O ENSINO FUNDAMENTAL NO BRASIL E A DESIGUALDADE SOCIAL

As desigualdades educacionais no Brasil são causa e também conseqüência das desigualdades sociais. Se quisermos diminuir as desigualdades sociais, o ponto de partida será obrigatoriamente diminuir as desigualdades educacionais. Outras medidas não passam de paliativos. Há muitos anos, esse diagnóstico já tinha sido feito, mas só agora está sendo levado a sério pelas autoridades. Pelo menos, estamos agora debatendo o fundo da questão.

Na avaliação internacional do ensino fundamental de 65 países, o PISA, o Brasil ficou em 2009, como sempre, com uma das piores classificações apesar de ter melhorado em relação à avaliação anterior. Entre os 65 países avaliados, o Brasil, com uma média de 401 pontos, ficou na 53ª posição, abaixo de países como Romênia, México, Chile e Uruguai. O Brasil também ficou bem abaixo da média da OCDE, de 469 pontos. No entanto, se tomarmos apenas os 2% melhores do Brasil vemos que eles se comparam, pelo menos, em igualdade de condições com os melhores 2% dos países mais bem classificados. Infelizmente, os 50% piores trazem a média do nosso país para um dos níveis mais baixos. Além disso, as escolas privadas e as federais tiveram médias próximas da média da OCDE. Ficam claras (a) a terrível concentração educacional que espelha a igualmente terrível concentração econômica e social do país; (b) o problema do ensino fundamental está principalmente concentrado nas escolas públicas estaduais e municipais.
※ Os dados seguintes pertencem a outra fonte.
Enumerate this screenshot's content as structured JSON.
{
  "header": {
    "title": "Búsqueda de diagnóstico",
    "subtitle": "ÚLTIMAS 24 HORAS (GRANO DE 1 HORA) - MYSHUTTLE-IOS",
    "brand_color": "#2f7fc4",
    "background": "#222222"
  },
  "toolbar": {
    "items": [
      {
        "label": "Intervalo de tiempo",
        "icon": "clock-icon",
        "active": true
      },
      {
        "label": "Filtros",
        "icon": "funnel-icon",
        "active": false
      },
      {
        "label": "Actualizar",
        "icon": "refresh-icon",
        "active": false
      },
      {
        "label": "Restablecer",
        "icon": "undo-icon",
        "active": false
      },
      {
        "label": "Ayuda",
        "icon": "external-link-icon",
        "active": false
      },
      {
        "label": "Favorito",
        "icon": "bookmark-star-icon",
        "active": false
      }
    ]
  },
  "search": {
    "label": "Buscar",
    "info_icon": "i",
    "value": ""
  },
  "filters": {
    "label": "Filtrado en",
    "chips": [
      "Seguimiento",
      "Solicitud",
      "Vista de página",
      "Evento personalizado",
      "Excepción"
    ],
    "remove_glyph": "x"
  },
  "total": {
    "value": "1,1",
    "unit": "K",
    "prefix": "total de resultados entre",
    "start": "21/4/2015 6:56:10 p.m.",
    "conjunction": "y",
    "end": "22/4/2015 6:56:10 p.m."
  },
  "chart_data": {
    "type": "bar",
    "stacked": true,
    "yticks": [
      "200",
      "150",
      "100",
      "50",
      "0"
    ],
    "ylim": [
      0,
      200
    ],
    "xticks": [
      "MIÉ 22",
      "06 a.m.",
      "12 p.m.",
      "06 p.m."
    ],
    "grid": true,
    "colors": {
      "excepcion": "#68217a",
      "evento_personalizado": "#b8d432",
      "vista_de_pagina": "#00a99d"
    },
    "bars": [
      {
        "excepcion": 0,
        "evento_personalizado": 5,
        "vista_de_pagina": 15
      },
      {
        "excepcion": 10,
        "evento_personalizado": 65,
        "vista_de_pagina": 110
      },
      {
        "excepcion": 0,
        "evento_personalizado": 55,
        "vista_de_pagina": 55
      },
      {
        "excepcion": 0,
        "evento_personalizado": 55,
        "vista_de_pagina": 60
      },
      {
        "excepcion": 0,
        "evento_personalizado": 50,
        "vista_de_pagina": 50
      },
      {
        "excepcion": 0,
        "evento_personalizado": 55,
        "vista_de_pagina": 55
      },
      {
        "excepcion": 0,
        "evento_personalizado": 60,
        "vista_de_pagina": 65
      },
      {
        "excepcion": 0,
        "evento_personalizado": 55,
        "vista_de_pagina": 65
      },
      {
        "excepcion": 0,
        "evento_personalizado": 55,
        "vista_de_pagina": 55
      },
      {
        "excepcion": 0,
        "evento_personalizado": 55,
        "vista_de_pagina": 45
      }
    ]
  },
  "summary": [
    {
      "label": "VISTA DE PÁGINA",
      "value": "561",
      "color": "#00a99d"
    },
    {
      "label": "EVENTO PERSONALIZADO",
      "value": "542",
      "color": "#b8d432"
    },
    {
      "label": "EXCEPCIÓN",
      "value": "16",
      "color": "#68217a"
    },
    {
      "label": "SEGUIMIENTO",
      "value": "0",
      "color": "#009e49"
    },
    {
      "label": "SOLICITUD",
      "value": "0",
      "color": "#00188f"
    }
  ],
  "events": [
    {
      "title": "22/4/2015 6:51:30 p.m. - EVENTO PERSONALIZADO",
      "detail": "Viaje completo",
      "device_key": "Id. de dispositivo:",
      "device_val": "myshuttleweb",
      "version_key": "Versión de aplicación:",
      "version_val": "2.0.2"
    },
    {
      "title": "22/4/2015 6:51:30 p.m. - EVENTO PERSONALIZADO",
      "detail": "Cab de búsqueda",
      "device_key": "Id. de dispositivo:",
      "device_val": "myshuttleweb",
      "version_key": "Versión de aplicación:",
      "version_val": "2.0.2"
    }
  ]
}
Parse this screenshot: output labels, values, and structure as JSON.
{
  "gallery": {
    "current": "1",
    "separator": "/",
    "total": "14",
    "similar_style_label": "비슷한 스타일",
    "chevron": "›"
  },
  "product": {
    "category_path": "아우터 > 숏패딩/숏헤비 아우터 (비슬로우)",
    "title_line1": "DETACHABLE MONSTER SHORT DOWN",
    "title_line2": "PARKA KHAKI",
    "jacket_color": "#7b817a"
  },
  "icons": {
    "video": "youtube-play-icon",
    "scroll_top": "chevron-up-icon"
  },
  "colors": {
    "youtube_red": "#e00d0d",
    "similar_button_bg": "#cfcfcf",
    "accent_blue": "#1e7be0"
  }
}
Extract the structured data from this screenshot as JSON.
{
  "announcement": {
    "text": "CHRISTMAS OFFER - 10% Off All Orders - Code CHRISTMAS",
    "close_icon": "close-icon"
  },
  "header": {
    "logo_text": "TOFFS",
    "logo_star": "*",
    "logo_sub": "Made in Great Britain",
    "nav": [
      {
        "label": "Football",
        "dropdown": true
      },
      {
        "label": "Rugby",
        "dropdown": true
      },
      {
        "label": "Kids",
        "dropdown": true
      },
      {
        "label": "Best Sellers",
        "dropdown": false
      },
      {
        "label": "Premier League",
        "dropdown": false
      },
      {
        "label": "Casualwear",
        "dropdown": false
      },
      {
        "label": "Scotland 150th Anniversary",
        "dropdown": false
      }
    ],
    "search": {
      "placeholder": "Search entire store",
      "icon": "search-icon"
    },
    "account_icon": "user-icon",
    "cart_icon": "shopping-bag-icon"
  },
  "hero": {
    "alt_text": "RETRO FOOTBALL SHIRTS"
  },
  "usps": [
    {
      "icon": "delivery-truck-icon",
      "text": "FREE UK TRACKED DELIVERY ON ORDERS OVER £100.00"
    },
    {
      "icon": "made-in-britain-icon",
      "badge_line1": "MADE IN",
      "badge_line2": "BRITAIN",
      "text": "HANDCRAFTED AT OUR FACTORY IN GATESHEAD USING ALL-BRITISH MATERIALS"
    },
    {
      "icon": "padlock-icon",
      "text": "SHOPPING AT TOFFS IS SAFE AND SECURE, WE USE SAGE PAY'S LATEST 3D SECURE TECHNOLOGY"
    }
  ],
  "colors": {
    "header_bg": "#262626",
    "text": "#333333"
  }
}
Disse Cláudia Costin, secretária de educação do Estado do Rio de Janeiro, pouco após a sua posse: “Temos muitos problemas relacionados ao desenvolvimento social e às suas conseqüências e efeitos sobre nossas escolas. Para dar apenas um exemplo, entre os nossos 700 mil alunos, 28 mil freqüentando o 4º, 5º e 6º ano eram analfabetos”.

Para resolver este problema, que representa o maior obstáculo na nossa corrida para o desenvolvimento, não bastam recursos financeiros, é preciso melhorar o sistema de gestão.

Quando na primeira postagem deste blog relatamos as razões da ineficiência do setor público, mencionamos, entre outros, os seguintes motivos: o tamanho da estrutura da administração e a forma como ela está organizada, o risco menor dos administradores, a inexistência de relação entre os resultados alcançados e a receita obtida, além de outras. A educação pública padece da falta de eficiência por estas e outras razões. Além disso, ela é prejudicada pela síndrome do “coitadinho”: em muitos estados é proibido reprovar, não se pode punir os professores que apresentam mau desempenho, nem premiar os que se sobressaem etc. Em alguns estados da federação os diretores das escolas são eleitos pelos professores e funcionários administrativos. Como poderá ele cobrar resultados e exercer os poderes de coerção sobre um grupo do qual depende para continuar ocupando sua posição? Os professores e administradores são funcionários públicos vitalícios, mal pagos e freqüentemente frustrados, que não correm nenhum risco. O resultado não poderia ser outro.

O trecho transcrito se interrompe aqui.